Another study looking at age-related change in salivary testosterone among Japanese males used a radioimmunoassay kit modified for saliva [51]. There was a significant decrease in salivary testosterone values from 20s to 40s and older but no further decline after 40 through 90 years old. These results suggest that neither a constant decrease of salivary testosterone values or markedly reduced intraindivi-dual fluctuations are universal aspects of aging. Older males may maintain relatively high testosterone levels compared to younger men and a relatively ‘robust’ neuroendocrinological system. The findings may however be related to the low levels of obesity, and exceptional longevity of Japanese males [52].


They are certainly inconsistent with the findings of Morley et al. [53] who looked at salivary testosterone in 1,454 American men between the ages of 20 to 89 years and showed a 47% decline across that age range.

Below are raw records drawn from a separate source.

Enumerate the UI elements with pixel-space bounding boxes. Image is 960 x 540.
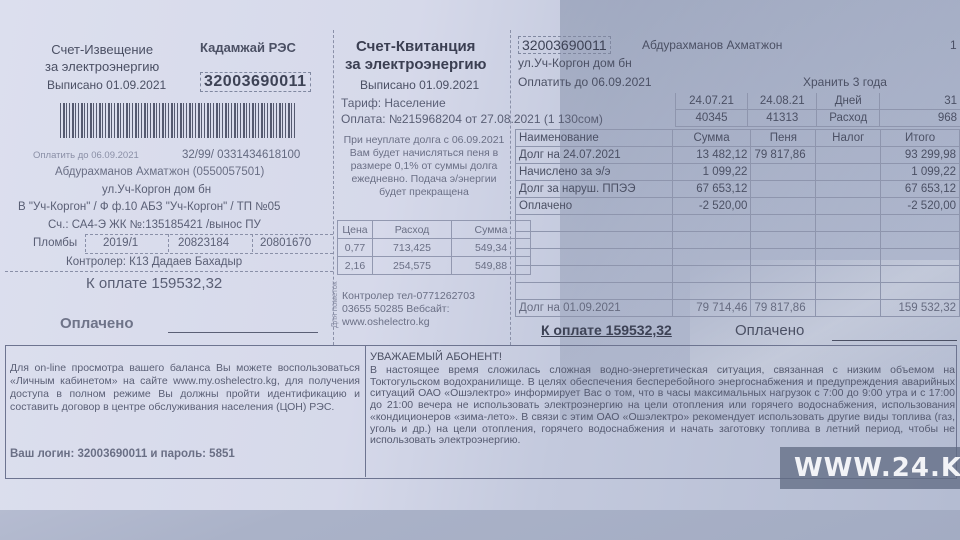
seal-divider (168, 234, 169, 252)
watermark-text: WWW.24.KG (794, 453, 960, 483)
charge-sum: 13 482,12 (672, 147, 751, 164)
reading-prev-date: 24.07.21 (676, 93, 748, 110)
receipt-penalty-warning: При неуплате долга с 06.09.2021 Вам буде… (340, 134, 508, 199)
stub-address: ул.Уч-Коргон дом бн (518, 56, 632, 70)
charge-penalty: 79 817,86 (751, 147, 816, 164)
table-row: Долг за наруш. ППЭЭ 67 653,12 67 653,12 (516, 181, 960, 198)
login-credentials: Ваш логин: 32003690011 и пароль: 5851 (10, 448, 235, 460)
receipt-issued-date: Выписано 01.09.2021 (360, 78, 479, 92)
table-row: 2,16 254,575 549,88 (338, 257, 531, 275)
rate-header-usage: Расход (373, 221, 452, 239)
notification-feeder: В "Уч-Коргон" / Ф ф.10 АБЗ "Уч-Коргон" /… (18, 201, 280, 213)
notification-divider (5, 271, 333, 272)
total-penalty: 79 817,86 (751, 300, 816, 317)
header-name: Наименование (516, 130, 673, 147)
notes-side-label: Для пометок (330, 281, 339, 328)
charge-total: 67 653,12 (881, 181, 960, 198)
charge-sum: 1 099,22 (672, 164, 751, 181)
total-name: Долг на 01.09.2021 (516, 300, 673, 317)
stub-paid-signature-line (832, 340, 957, 341)
table-row-empty (516, 232, 960, 249)
divider-middle (510, 30, 511, 345)
reading-curr-value: 41313 (748, 110, 817, 127)
notification-due-date: Оплатить до 06.09.2021 (33, 150, 139, 161)
days-label: Дней (817, 93, 879, 110)
notification-paid-label: Оплачено (60, 315, 134, 332)
notification-title: Счет-Извещение за электроэнергию (45, 41, 159, 75)
stub-to-pay: К оплате 159532,32 (541, 322, 672, 338)
notification-title-line2: за электроэнергию (45, 58, 159, 75)
notification-paid-signature-line (168, 332, 318, 333)
notice-title: УВАЖАЕМЫЙ АБОНЕНТ! (370, 351, 502, 363)
charge-total: 1 099,22 (881, 164, 960, 181)
table-row-empty (516, 249, 960, 266)
total-sum: 79 714,46 (672, 300, 751, 317)
charge-penalty (751, 181, 816, 198)
stub-account-number: 32003690011 (518, 36, 611, 54)
notice-text: В настоящее время сложилась сложная водн… (370, 365, 955, 447)
charge-tax (816, 147, 881, 164)
res-name: Кадамжай РЭС (200, 40, 296, 55)
seal-1: 2019/1 (103, 237, 138, 249)
reading-prev-value: 40345 (676, 110, 748, 127)
seal-2: 20823184 (178, 237, 229, 249)
rate-price: 0,77 (338, 239, 373, 257)
seals-border-bottom (85, 253, 333, 254)
rate-header-price: Цена (338, 221, 373, 239)
table-row: 0,77 713,425 549,34 (338, 239, 531, 257)
notification-title-line1: Счет-Извещение (45, 41, 159, 58)
rate-usage: 254,575 (373, 257, 452, 275)
charge-name: Оплачено (516, 198, 673, 215)
charges-table: Наименование Сумма Пеня Налог Итого Долг… (515, 129, 960, 317)
seals-border-top (85, 234, 333, 235)
receipt-contact: Контролер тел-0771262703 03655 50285 Веб… (342, 290, 475, 329)
contact-phone-2: 03655 50285 Вебсайт: (342, 303, 475, 316)
rate-table-header: Цена Расход Сумма (338, 221, 531, 239)
total-tax (816, 300, 881, 317)
charge-name: Долг за наруш. ППЭЭ (516, 181, 673, 198)
charge-sum: -2 520,00 (672, 198, 751, 215)
table-row: Оплачено -2 520,00 -2 520,00 (516, 198, 960, 215)
charge-penalty (751, 164, 816, 181)
header-total: Итого (881, 130, 960, 147)
header-penalty: Пеня (751, 130, 816, 147)
usage-label: Расход (817, 110, 879, 127)
total-total: 159 532,32 (881, 300, 960, 317)
notification-meter: Сч.: СА4-Э ЖК №:135185421 /вынос ПУ (48, 219, 261, 231)
rate-price: 2,16 (338, 257, 373, 275)
notification-account-number: 32003690011 (200, 72, 311, 92)
table-row-empty (516, 266, 960, 283)
rate-usage: 713,425 (373, 239, 452, 257)
charge-name: Начислено за э/э (516, 164, 673, 181)
table-row-empty (516, 215, 960, 232)
seal-divider (85, 234, 86, 252)
receipt-title: Счет-Квитанция за электроэнергию (345, 38, 486, 74)
notification-controller: Контролер: К13 Дадаев Бахадыр (66, 256, 242, 268)
table-row: 24.07.21 24.08.21 Дней 31 (676, 93, 960, 110)
seal-3: 20801670 (260, 237, 311, 249)
notification-issued-date: Выписано 01.09.2021 (47, 78, 166, 92)
charges-total-row: Долг на 01.09.2021 79 714,46 79 817,86 1… (516, 300, 960, 317)
table-row: Долг на 24.07.2021 13 482,12 79 817,86 9… (516, 147, 960, 164)
notification-to-pay: К оплате 159532,32 (86, 275, 222, 292)
charge-sum: 67 653,12 (672, 181, 751, 198)
charge-tax (816, 198, 881, 215)
contact-website: www.oshelectro.kg (342, 316, 475, 329)
header-tax: Налог (816, 130, 881, 147)
table-row: Начислено за э/э 1 099,22 1 099,22 (516, 164, 960, 181)
charge-tax (816, 164, 881, 181)
charges-header: Наименование Сумма Пеня Налог Итого (516, 130, 960, 147)
charge-penalty (751, 198, 816, 215)
table-row: 40345 41313 Расход 968 (676, 110, 960, 127)
stub-keep-note: Хранить 3 года (803, 75, 887, 89)
contact-phone: Контролер тел-0771262703 (342, 290, 475, 303)
stub-paid-label: Оплачено (735, 322, 804, 339)
receipt-title-line1: Счет-Квитанция (345, 38, 486, 56)
charge-name: Долг на 24.07.2021 (516, 147, 673, 164)
notification-address: ул.Уч-Коргон дом бн (102, 184, 211, 196)
header-sum: Сумма (672, 130, 751, 147)
watermark: WWW.24.KG (780, 447, 960, 489)
notification-subscriber: Абдурахманов Ахматжон (0550057501) (55, 166, 264, 178)
charge-total: -2 520,00 (881, 198, 960, 215)
notification-code: 32/99/ 0331434618100 (182, 149, 300, 161)
seal-divider (252, 234, 253, 252)
stub-due-date: Оплатить до 06.09.2021 (518, 75, 652, 89)
usage-value: 968 (879, 110, 960, 127)
rate-table: Цена Расход Сумма 0,77 713,425 549,34 2,… (337, 220, 531, 275)
table-row-empty (516, 283, 960, 300)
stub-page-number: 1 (950, 38, 957, 52)
online-cabinet-info: Для on-line просмотра вашего баланса Вы … (10, 362, 360, 414)
stub-subscriber: Абдурахманов Ахматжон (642, 38, 782, 52)
barcode (60, 103, 297, 138)
reading-curr-date: 24.08.21 (748, 93, 817, 110)
receipt-tariff: Тариф: Население (341, 96, 446, 110)
charge-total: 93 299,98 (881, 147, 960, 164)
seals-label: Пломбы (33, 237, 77, 249)
meter-readings-table: 24.07.21 24.08.21 Дней 31 40345 41313 Ра… (675, 93, 960, 127)
receipt-title-line2: за электроэнергию (345, 56, 486, 74)
receipt-last-payment: Оплата: №215968204 от 27.08.2021 (1 130с… (341, 112, 603, 126)
charge-tax (816, 181, 881, 198)
days-value: 31 (879, 93, 960, 110)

They also showed that salivary testosterone was highly correlated with BT, CFT and TT. The ST levels related significantly to symptoms of androgen deficiency on both the Saint Louis University ADAM questionnaire and the Aging Male Symptom scale. However, it was concluded that ‘Salivary testosterone is not a better assay than other measures to diagnose hypogonadism’.


Conclusions


Many of the factors discussed in relation to the validity of catecholamine assays [54] nearly 40 years ago seem equally applicable to the current state of androgen measurement and interpretation, but have potentially more serious clinical consequences.


There appear to be so many confounding variables in obtaining, preserving and analysing androgen samples (Table I) that conventional interpretation in relation to arbitrary reference ranges seems inappropriate. It is suggested that in men, laboratory assays can support, but not always exclude, a diagnosis of androgen deficiency. A typical symptoms as assessed by a complete physical examination and fully validated questionnaires such as the Aging Male Symptom Scale [36] may in cases of doubt indicate a therapeutic trial of testosterone treatment in patients without contraindications.


In women and children, unless GC/MS is used, methodological inaccuracies alone can invalidate testosterone measurements using the commonly available direct immuno-assays.